District partners also attend an in-person convening. Because all DataViz participants use the same tools and have their data formatted in the same way, there is a common language that facilitates collaboration.
For example, Chicago’s Intrinsic Schools created a student portal with their data sets. Other DataViz partner districts are able to use this code due to the common language to set up their own student portals.
The district staff who work with DataViz are usually those without a data engineering background but have been asked to wear multiple hats. It also draws those who simply have a passion for data driven decision making. Participants in the DataViz cohort include a school principal, an operations coordinator and a director of inclusive education.
Partner Projects
Los Angeles’ Bright Star Schools and New York’s Great Oaks Schools are two of DataViz’s school network partners. Great Oaks’ Megan Benay, who is director of inclusive education, credits DataViz for accelerating the organization’s goals. Benay was asked to wear the additional hat of data management, and while Benay had some basic skills with Excel, data engineering was far outside her scope of expertise. The organization’s data team was Benay and a bank employee who was doing a year of service through fellowship.
“We were copying and pasting data from a million different places into a Google spreadsheet and saying a prayer that it was accurate,” she says. “We were not trying to make it complicated but we lacked the technical skills. We figured that this was the best we could ever hope for.” With the support of DataViz, the organization now has data dashboards in Google Data Studio, which refresh automatically whenever new data comes from the SIS and other sources.

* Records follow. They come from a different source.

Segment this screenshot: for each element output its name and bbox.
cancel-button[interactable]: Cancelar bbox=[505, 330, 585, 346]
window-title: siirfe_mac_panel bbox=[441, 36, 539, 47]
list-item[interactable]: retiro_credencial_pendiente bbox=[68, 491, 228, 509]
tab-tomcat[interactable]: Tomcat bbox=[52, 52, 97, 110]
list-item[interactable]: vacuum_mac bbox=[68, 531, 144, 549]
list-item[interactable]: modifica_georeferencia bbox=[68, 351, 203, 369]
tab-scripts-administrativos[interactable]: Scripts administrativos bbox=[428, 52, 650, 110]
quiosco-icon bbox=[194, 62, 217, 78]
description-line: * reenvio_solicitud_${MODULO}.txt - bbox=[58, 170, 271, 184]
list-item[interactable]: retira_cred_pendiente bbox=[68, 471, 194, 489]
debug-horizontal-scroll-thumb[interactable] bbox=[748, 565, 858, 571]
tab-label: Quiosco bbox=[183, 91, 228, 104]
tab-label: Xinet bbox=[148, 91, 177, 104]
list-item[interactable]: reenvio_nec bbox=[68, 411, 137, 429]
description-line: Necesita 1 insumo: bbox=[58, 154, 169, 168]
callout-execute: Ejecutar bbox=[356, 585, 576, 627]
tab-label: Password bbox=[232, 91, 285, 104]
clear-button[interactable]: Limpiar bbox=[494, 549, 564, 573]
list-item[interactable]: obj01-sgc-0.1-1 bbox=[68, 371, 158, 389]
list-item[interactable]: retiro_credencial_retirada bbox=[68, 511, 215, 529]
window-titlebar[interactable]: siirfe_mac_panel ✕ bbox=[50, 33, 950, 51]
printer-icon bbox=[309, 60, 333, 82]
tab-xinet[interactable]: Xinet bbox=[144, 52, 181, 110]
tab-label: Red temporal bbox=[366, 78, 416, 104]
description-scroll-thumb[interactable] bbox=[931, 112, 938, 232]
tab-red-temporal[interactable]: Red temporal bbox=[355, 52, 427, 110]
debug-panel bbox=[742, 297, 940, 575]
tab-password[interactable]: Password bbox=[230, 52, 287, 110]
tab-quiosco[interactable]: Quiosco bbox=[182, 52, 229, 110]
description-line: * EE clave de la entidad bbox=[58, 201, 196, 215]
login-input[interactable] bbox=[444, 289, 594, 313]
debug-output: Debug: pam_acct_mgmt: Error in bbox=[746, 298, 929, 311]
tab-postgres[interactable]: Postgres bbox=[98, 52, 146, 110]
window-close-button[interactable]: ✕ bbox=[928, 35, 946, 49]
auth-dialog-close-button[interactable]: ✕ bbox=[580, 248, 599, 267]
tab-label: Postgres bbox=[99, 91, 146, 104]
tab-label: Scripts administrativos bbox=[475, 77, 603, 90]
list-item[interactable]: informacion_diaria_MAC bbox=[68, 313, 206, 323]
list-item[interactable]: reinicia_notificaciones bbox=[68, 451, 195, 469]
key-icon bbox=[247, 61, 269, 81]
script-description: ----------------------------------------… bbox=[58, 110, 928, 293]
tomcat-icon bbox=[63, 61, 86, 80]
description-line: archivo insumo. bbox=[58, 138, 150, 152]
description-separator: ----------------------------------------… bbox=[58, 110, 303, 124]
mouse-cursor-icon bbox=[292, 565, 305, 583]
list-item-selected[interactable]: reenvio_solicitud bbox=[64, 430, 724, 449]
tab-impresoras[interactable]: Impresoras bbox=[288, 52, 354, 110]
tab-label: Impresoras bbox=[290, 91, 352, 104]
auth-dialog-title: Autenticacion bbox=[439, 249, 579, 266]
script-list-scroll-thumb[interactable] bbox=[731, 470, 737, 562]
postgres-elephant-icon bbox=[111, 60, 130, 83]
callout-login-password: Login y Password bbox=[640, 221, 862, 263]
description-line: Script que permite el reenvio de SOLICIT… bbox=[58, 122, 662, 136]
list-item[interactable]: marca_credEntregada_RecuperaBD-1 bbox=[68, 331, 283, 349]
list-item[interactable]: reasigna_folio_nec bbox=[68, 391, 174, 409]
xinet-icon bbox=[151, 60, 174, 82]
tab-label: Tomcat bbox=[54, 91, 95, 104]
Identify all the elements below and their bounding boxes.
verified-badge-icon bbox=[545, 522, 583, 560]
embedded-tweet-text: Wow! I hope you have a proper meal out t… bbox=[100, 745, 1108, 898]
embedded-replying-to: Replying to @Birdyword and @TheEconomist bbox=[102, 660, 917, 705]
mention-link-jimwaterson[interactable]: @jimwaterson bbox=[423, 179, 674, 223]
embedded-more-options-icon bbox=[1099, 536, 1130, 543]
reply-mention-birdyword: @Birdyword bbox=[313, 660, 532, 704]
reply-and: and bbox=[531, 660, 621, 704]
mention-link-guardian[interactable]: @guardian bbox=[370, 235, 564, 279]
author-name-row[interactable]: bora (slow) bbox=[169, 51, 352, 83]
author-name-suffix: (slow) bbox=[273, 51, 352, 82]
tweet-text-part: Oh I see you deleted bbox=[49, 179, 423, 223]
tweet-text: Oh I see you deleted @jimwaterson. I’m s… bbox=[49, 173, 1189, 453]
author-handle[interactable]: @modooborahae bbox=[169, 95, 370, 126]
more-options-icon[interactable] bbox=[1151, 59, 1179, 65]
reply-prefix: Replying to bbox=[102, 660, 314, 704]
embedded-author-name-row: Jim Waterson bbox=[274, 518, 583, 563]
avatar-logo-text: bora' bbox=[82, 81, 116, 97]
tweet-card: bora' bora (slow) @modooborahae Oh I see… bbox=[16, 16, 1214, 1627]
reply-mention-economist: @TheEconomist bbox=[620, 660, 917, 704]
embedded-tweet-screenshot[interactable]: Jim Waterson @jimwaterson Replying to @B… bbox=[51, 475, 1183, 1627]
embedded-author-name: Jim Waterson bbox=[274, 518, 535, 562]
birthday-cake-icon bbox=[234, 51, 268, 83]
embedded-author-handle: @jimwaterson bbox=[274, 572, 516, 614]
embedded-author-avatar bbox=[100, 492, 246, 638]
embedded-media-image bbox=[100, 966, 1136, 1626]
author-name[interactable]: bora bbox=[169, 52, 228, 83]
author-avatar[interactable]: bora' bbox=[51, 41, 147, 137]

Bright Star on the other hand does have a data team and they had been working with Google Data Studio prior to their involvement with DataViz. The organization has previously worked with other data systems, but the costs and lack of data engineering skills proved too much. David Alamo, a manager on Bright Star’s data team, proactively uses his skill in writing SQL code to create reports relevant to the needs of his district. He reaches out to DataViz team whenever he needs feedback or support. In this way, Bright Star is taking ownership of their data implementation instead of relying on a pre-packaged solution.
With help from DataViz, the team at Bright Star started a central data site dubbed Datapedia where teachers and staff can easily access data that is most meaningful to them. “The impact has been amazing so far,” said Bright Star’s director of data management Jonathan Escobar. “There is a lot of excitement in automating a lot of the reports that had previously given them headaches. The site also gives people access to data which empowers them and reduces the number of ad hoc requests we are receiving. We are now able to be data analysts rather than just report builders.”
On the Horizon
The goal for DataViz Starter Pack is for partnering school districts to eventually develop their own community of data analysts. Alcozer envisions that in the future, DataViz partners will pass on their expertise to new staff members within their district to improve data interoperability across the education sector. Even if a partner no longer needs direct support from DataViz, they can have the option to sign up for a free community license where they get to keep the data infrastructure that DataViz has created to store in their Google Cloud.
District partners like Great Oaks Schools are grateful for the services and to have had their own capacity built. Benay said, “We are learning every day and growing capacity with DataViz Starter Pack with their team and this community. They are growing analysts!”